¿Y es que la nostalgia puede venir envuelta en otra cosa que no sean sueños e ilusiones? Una melodía que nos arrastra a diminutos momentos del pasado, un fotograma que nos eriza la piel y nos hace regresar a un momento inolvidable o quizás un aroma que trae de vuelta emociones ya vividas y archivadas. En sólo tres minutos y antes de que podamos ver en pantalla el ahora inolvidable título La La Land ya estamos a merced de una historia que nos va a embriagar con la vieja fórmula de la era dorada del cine y conste que nos referimos al cine de Hollywood con todos sus puntos y comas.
El director Damien Chazelle nos regala una secuencia inicial que nos deja la parte inferior de la mandíbula debajo de su nivel por un buen rato y con esto se gana nuestra atención. Bastó con tres minutos de esta película para hacerme recordar por qué amo el cine. Como una de esas ironías bizarras el trabajar para la industria me ha arrastrado fuera de las salas de cine (como espectador) y de paso había enfriado una pasión. Pero una vez las luces bajaron y la pantalla se iluminó y las imágenes se juntaron una con otra, mi piel se erizó. El amor no estaba muerto, estaba dormido y bastó con una dosis de nostalgia cinematográfica para revivirlo.
Fred Astaire y Ginger Rogers, Gene Kelly y Debbie Reynolds, ahora Ryan Gosling y Emma Stone. Es a ese nivel que se eleva la química y el magnetismo en esta historia de amor de tono clásico pero con tintes de modernidad y con un discurso social que nos mueve a la introspección. Muy bien Sebastian y Mia pueden ser cualquiera de los ciudadanos promedios de este planeta tierra y su historia una de las de miles de talentos que han ido en busca de un sueño a la ciudad donde los sueños se fabrican. “Uno renuncia a sus sueños y madura” se le antoja decir a Mia aún sin saber si es eso lo que quiere decir. Tal vez es ahí donde se encuentra la esencia de ese guión del propio Damien Chazelle. Utilizando el paralelismo de las estaciones del año Chazelle se las ingenia para montar un drama romántico caminando por las líneas de lo sensible pero sin cursilerías. Los personajes tienen vida, sus emociones tienen profundidad y los tonos llegan con la primavera, el verano, el otoño y claro el invierno.

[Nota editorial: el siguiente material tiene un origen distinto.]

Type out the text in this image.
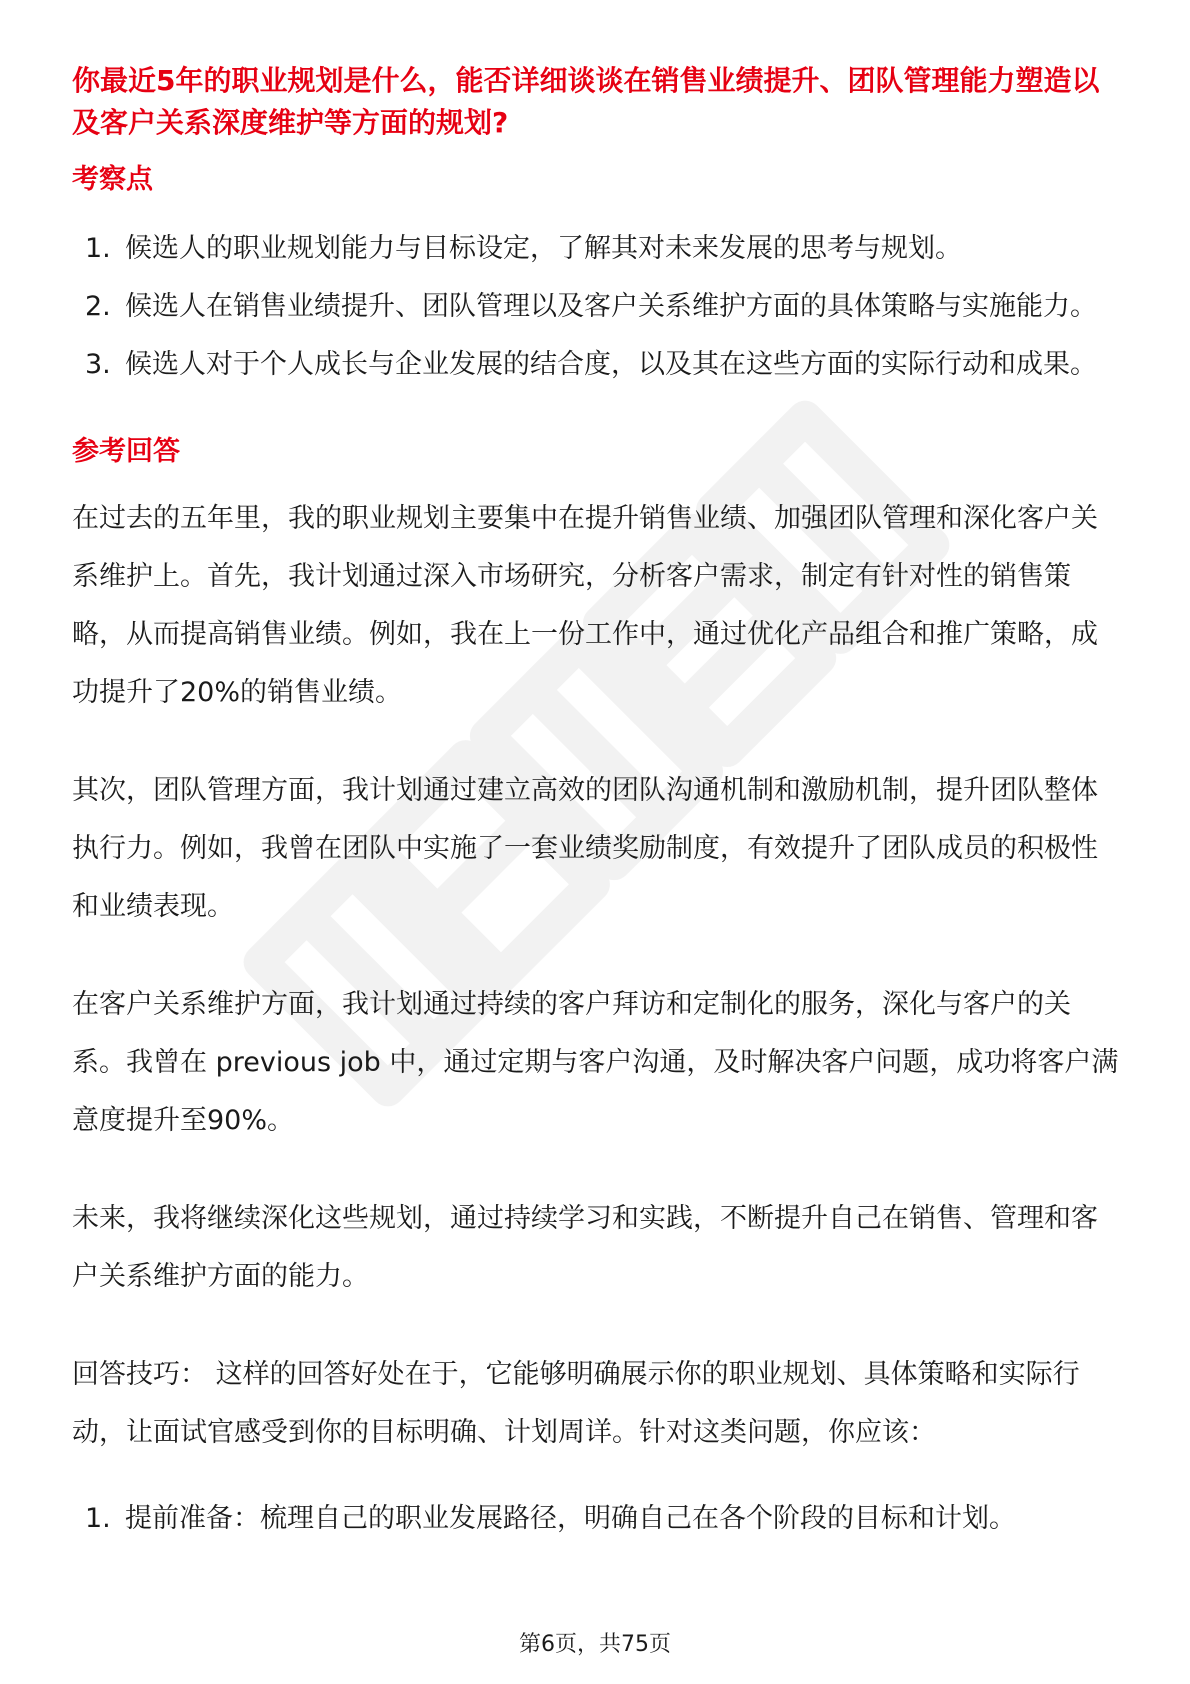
你最近5年的职业规划是什么，能否详细谈谈在销售业绩提升、团队管理能力塑造以及客户关系深度维护等方面的规划?

考察点
1. 候选人的职业规划能力与目标设定，了解其对未来发展的思考与规划。
2. 候选人在销售业绩提升、团队管理以及客户关系维护方面的具体策略与实施能力。
3. 候选人对于个人成长与企业发展的结合度，以及其在这些方面的实际行动和成果。
参考回答

在过去的五年里，我的职业规划主要集中在提升销售业绩、加强团队管理和深化客户关系维护上。首先，我计划通过深入市场研究，分析客户需求，制定有针对性的销售策略，从而提高销售业绩。例如，我在上一份工作中，通过优化产品组合和推广策略，成功提升了20%的销售业绩。

其次，团队管理方面，我计划通过建立高效的团队沟通机制和激励机制，提升团队整体执行力。例如，我曾在团队中实施了一套业绩奖励制度，有效提升了团队成员的积极性和业绩表现。

在客户关系维护方面，我计划通过持续的客户拜访和定制化的服务，深化与客户的关系。我曾在 previous job 中，通过定期与客户沟通，及时解决客户问题，成功将客户满意度提升至90%。

未来，我将继续深化这些规划，通过持续学习和实践，不断提升自己在销售、管理和客户关系维护方面的能力。

回答技巧： 这样的回答好处在于，它能够明确展示你的职业规划、具体策略和实际行动，让面试官感受到你的目标明确、计划周详。针对这类问题，你应该：

1. 提前准备：梳理自己的职业发展路径，明确自己在各个阶段的目标和计划。
第6页，共75页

El lienzo donde Sebastian y Mia cobran vida está hecho de acordes y melodías, Justin Hurwitz es el responsable de la música de La La Land y su trabajo es superbo. Al igual que en Whiplash donde Hurwitz también colaboró con el director Chazelle, aquí el jazz es una vez más protagonista. Sebastian es jazz y nos hace sentirlo con cada gesto. Mia es la interpretación, es el complemento para las notas de esta partitura. Gosling y Stone logran una pareja inolvidable y los dos demuestran dotes impresionantes. Si al principio mencioné “la fórmula” no quiero que se llamen a engaño, el director inyecta frescura rompiendo las líneas del tiempo y sacando al espectador de la historia lineal de manera abrupta, logrando así un toque de frescura en la estructura de un musical clásico. Las coreografías, las interpretaciones de solos y los sets de ensueños están ahí y nos hacen creer que estamos en los 30, los 50 o los 60 viendo esos montajes que llenaron de gloria la gran pantalla. Pero volvemos a contrastar con la realidad de una ciudad frívola y cruda que destruye los sueños con el mismo ímpetu con que los crea.

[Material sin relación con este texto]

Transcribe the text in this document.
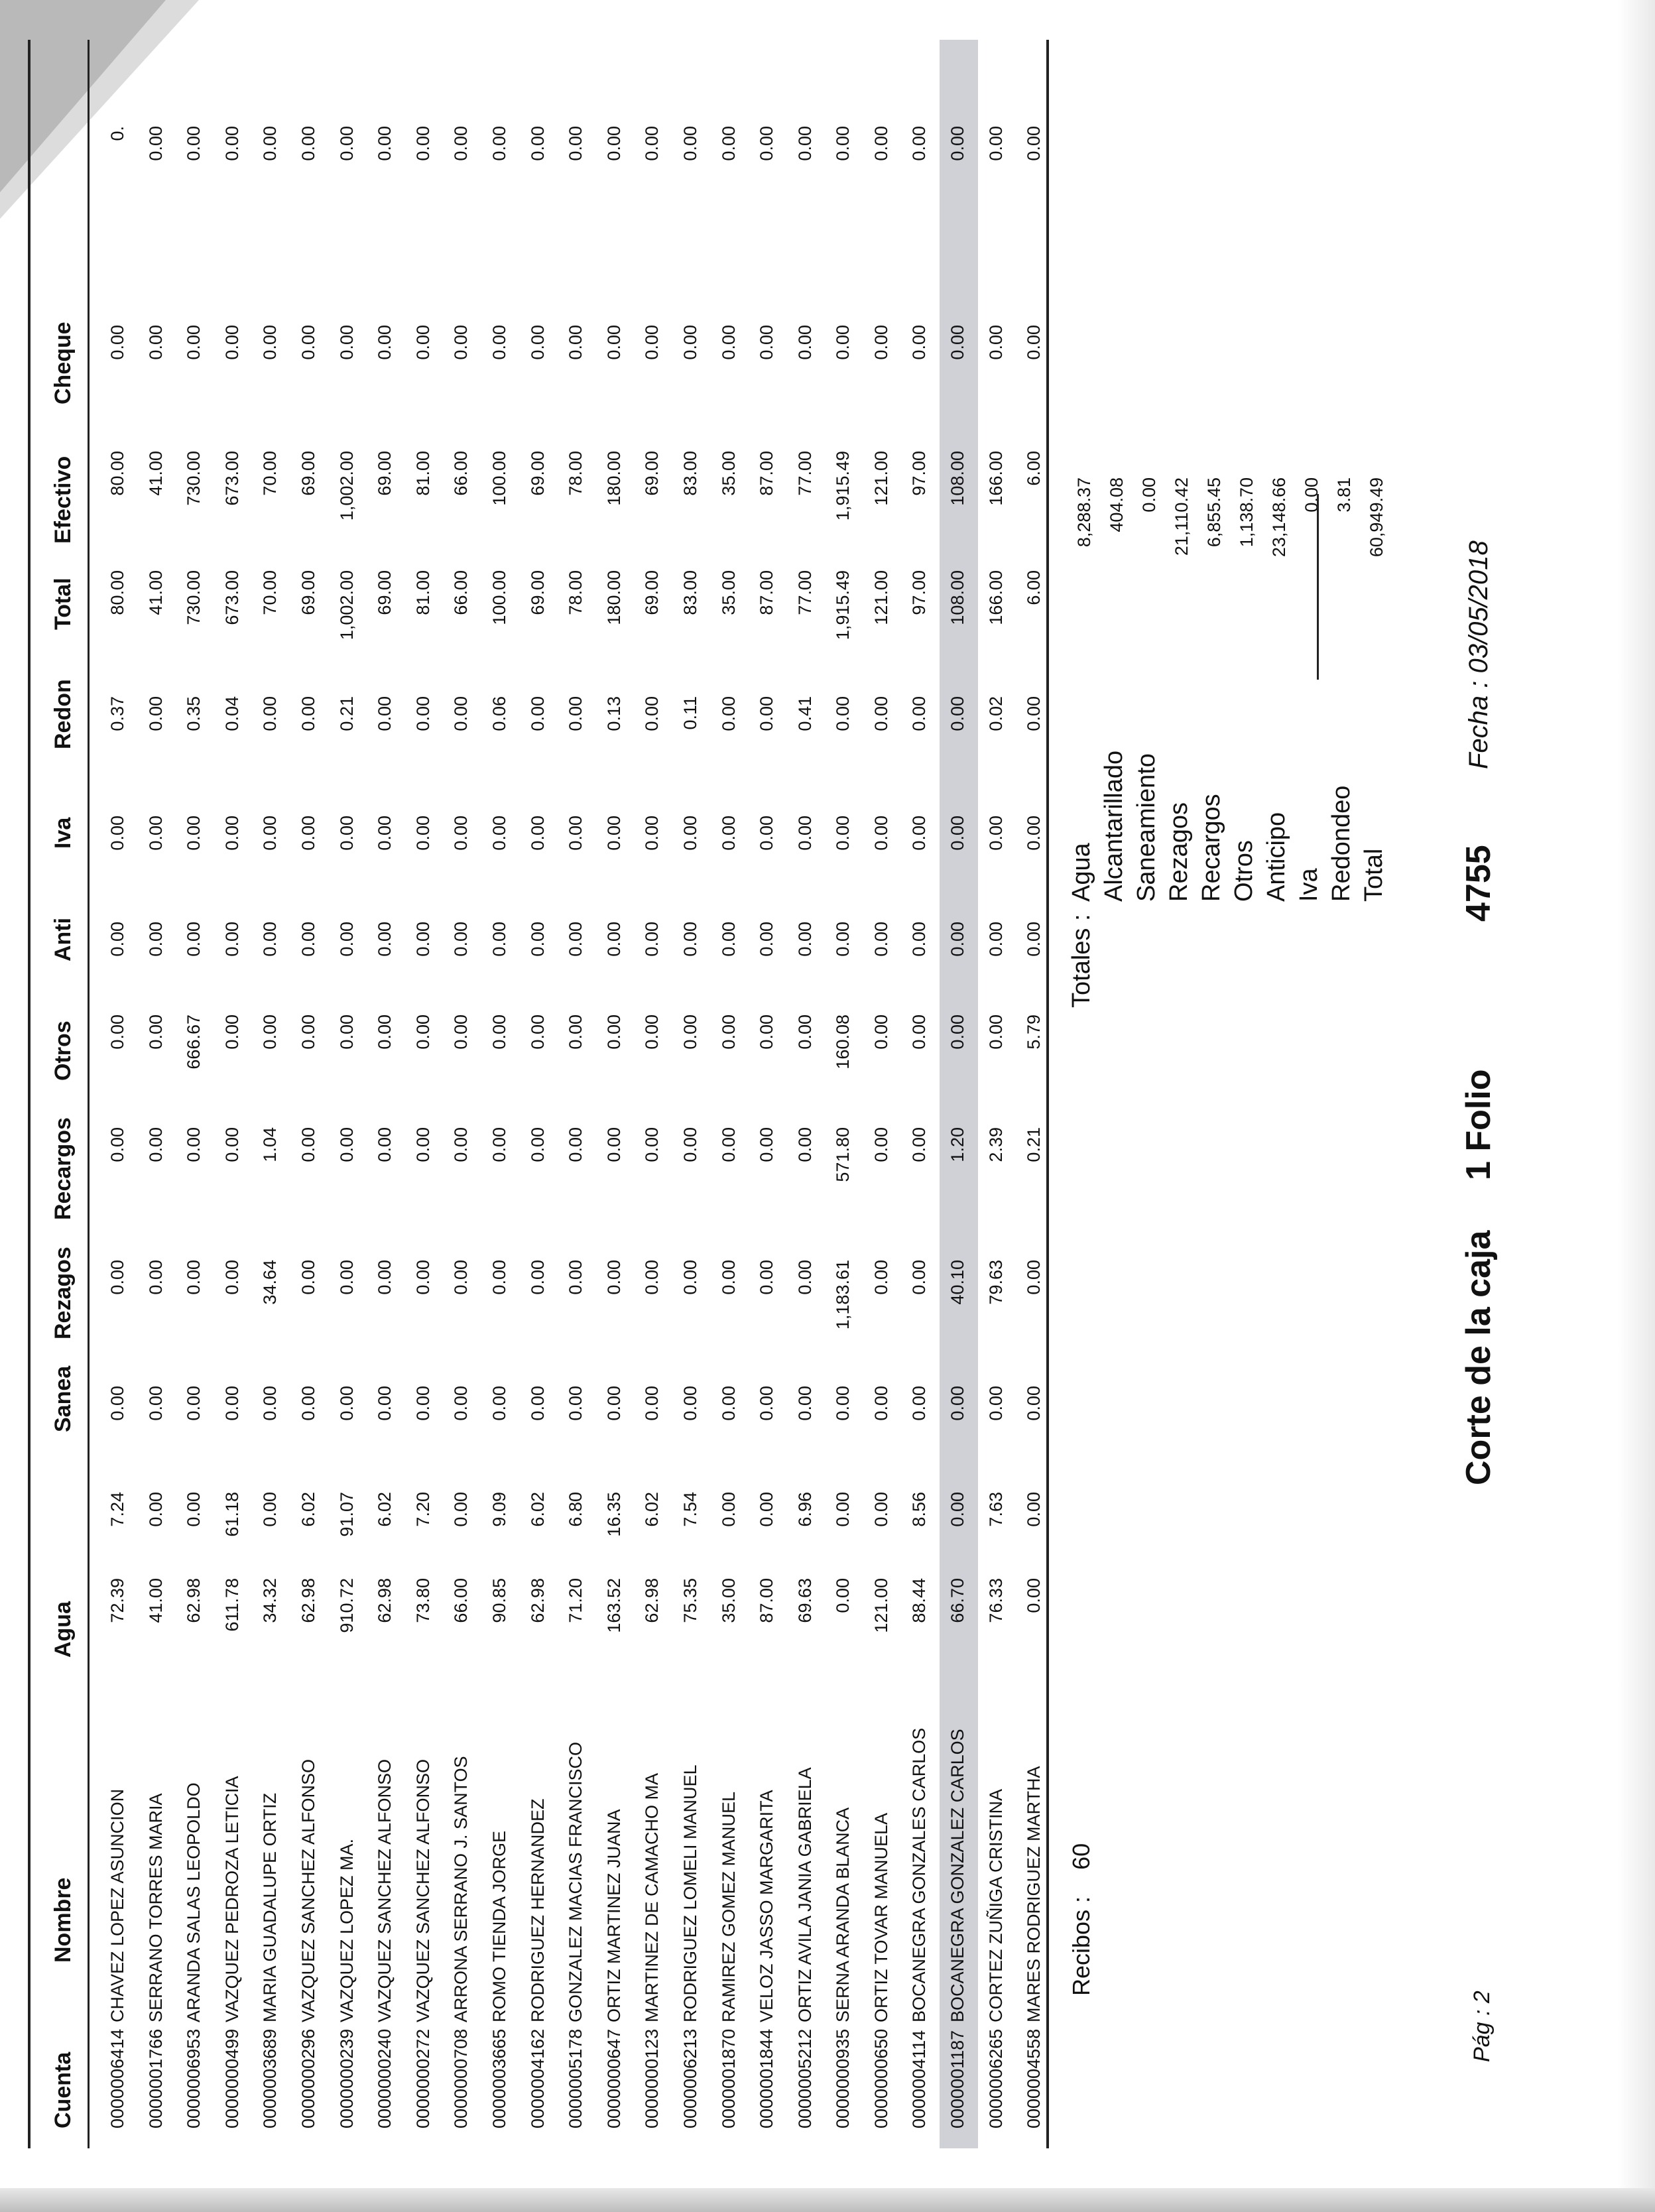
Cuenta
Nombre
Agua
Sanea
Rezagos
Recargos
Otros
Anti
Iva
Redon
Total
Efectivo
Cheque
0000006414
CHAVEZ LOPEZ ASUNCION
72.39
7.24
0.00
0.00
0.00
0.00
0.00
0.00
0.37
80.00
80.00
0.00
0.
0000001766
SERRANO TORRES MARIA
41.00
0.00
0.00
0.00
0.00
0.00
0.00
0.00
0.00
41.00
41.00
0.00
0.00
0000006953
ARANDA SALAS LEOPOLDO
62.98
0.00
0.00
0.00
0.00
666.67
0.00
0.00
0.35
730.00
730.00
0.00
0.00
0000000499
VAZQUEZ PEDROZA LETICIA
611.78
61.18
0.00
0.00
0.00
0.00
0.00
0.00
0.04
673.00
673.00
0.00
0.00
0000003689
MARIA GUADALUPE ORTIZ
34.32
0.00
0.00
34.64
1.04
0.00
0.00
0.00
0.00
70.00
70.00
0.00
0.00
0000000296
VAZQUEZ SANCHEZ ALFONSO
62.98
6.02
0.00
0.00
0.00
0.00
0.00
0.00
0.00
69.00
69.00
0.00
0.00
0000000239
VAZQUEZ LOPEZ MA.
910.72
91.07
0.00
0.00
0.00
0.00
0.00
0.00
0.21
1,002.00
1,002.00
0.00
0.00
0000000240
VAZQUEZ SANCHEZ ALFONSO
62.98
6.02
0.00
0.00
0.00
0.00
0.00
0.00
0.00
69.00
69.00
0.00
0.00
0000000272
VAZQUEZ SANCHEZ ALFONSO
73.80
7.20
0.00
0.00
0.00
0.00
0.00
0.00
0.00
81.00
81.00
0.00
0.00
0000000708
ARRONA SERRANO J. SANTOS
66.00
0.00
0.00
0.00
0.00
0.00
0.00
0.00
0.00
66.00
66.00
0.00
0.00
0000003665
ROMO TIENDA JORGE
90.85
9.09
0.00
0.00
0.00
0.00
0.00
0.00
0.06
100.00
100.00
0.00
0.00
0000004162
RODRIGUEZ HERNANDEZ
62.98
6.02
0.00
0.00
0.00
0.00
0.00
0.00
0.00
69.00
69.00
0.00
0.00
0000005178
GONZALEZ MACIAS FRANCISCO
71.20
6.80
0.00
0.00
0.00
0.00
0.00
0.00
0.00
78.00
78.00
0.00
0.00
0000000647
ORTIZ MARTINEZ JUANA
163.52
16.35
0.00
0.00
0.00
0.00
0.00
0.00
0.13
180.00
180.00
0.00
0.00
0000000123
MARTINEZ DE CAMACHO MA
62.98
6.02
0.00
0.00
0.00
0.00
0.00
0.00
0.00
69.00
69.00
0.00
0.00
0000006213
RODRIGUEZ LOMELI MANUEL
75.35
7.54
0.00
0.00
0.00
0.00
0.00
0.00
0.11
83.00
83.00
0.00
0.00
0000001870
RAMIREZ GOMEZ MANUEL
35.00
0.00
0.00
0.00
0.00
0.00
0.00
0.00
0.00
35.00
35.00
0.00
0.00
0000001844
VELOZ JASSO MARGARITA
87.00
0.00
0.00
0.00
0.00
0.00
0.00
0.00
0.00
87.00
87.00
0.00
0.00
0000005212
ORTIZ AVILA JANIA GABRIELA
69.63
6.96
0.00
0.00
0.00
0.00
0.00
0.00
0.41
77.00
77.00
0.00
0.00
0000000935
SERNA ARANDA BLANCA
0.00
0.00
0.00
1,183.61
571.80
160.08
0.00
0.00
0.00
1,915.49
1,915.49
0.00
0.00
0000000650
ORTIZ TOVAR MANUELA
121.00
0.00
0.00
0.00
0.00
0.00
0.00
0.00
0.00
121.00
121.00
0.00
0.00
0000004114
BOCANEGRA GONZALES CARLOS
88.44
8.56
0.00
0.00
0.00
0.00
0.00
0.00
0.00
97.00
97.00
0.00
0.00
0000001187
BOCANEGRA GONZALEZ CARLOS
66.70
0.00
0.00
40.10
1.20
0.00
0.00
0.00
0.00
108.00
108.00
0.00
0.00
0000006265
CORTEZ ZUÑIGA CRISTINA
76.33
7.63
0.00
79.63
2.39
0.00
0.00
0.00
0.02
166.00
166.00
0.00
0.00
0000004558
MARES RODRIGUEZ MARTHA
0.00
0.00
0.00
0.00
0.21
5.79
0.00
0.00
0.00
6.00
6.00
0.00
0.00
Recibos :60
Totales :
Agua
8,288.37
Alcantarillado
404.08
Saneamiento
0.00
Rezagos
21,110.42
Recargos
6,855.45
Otros
1,138.70
Anticipo
23,148.66
Iva
0.00
Redondeo
3.81
Total
60,949.49
Pág : 2
Corte de la caja
1 Folio
4755
Fecha : 03/05/2018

Pero el verdadero símil de La La Land lo encontramos en el discurso del director Chazelle y las líneas del personaje de Sebastian cuando habla del jazz como una especie en peligro de extinción y podemos entender que lo mismo pasa en el cine con los musicales clásicos. Pero es Mia quien nos inyecta la esperanza y nos habla de la pasión y de cómo las personas aman lo que a otras personas le apasiona. Al final La La Land es eso, una historia de pasión que nos emociona, nos hace cantar, bailar, reír, llorar, soñar…. ¿no es esto el cine?.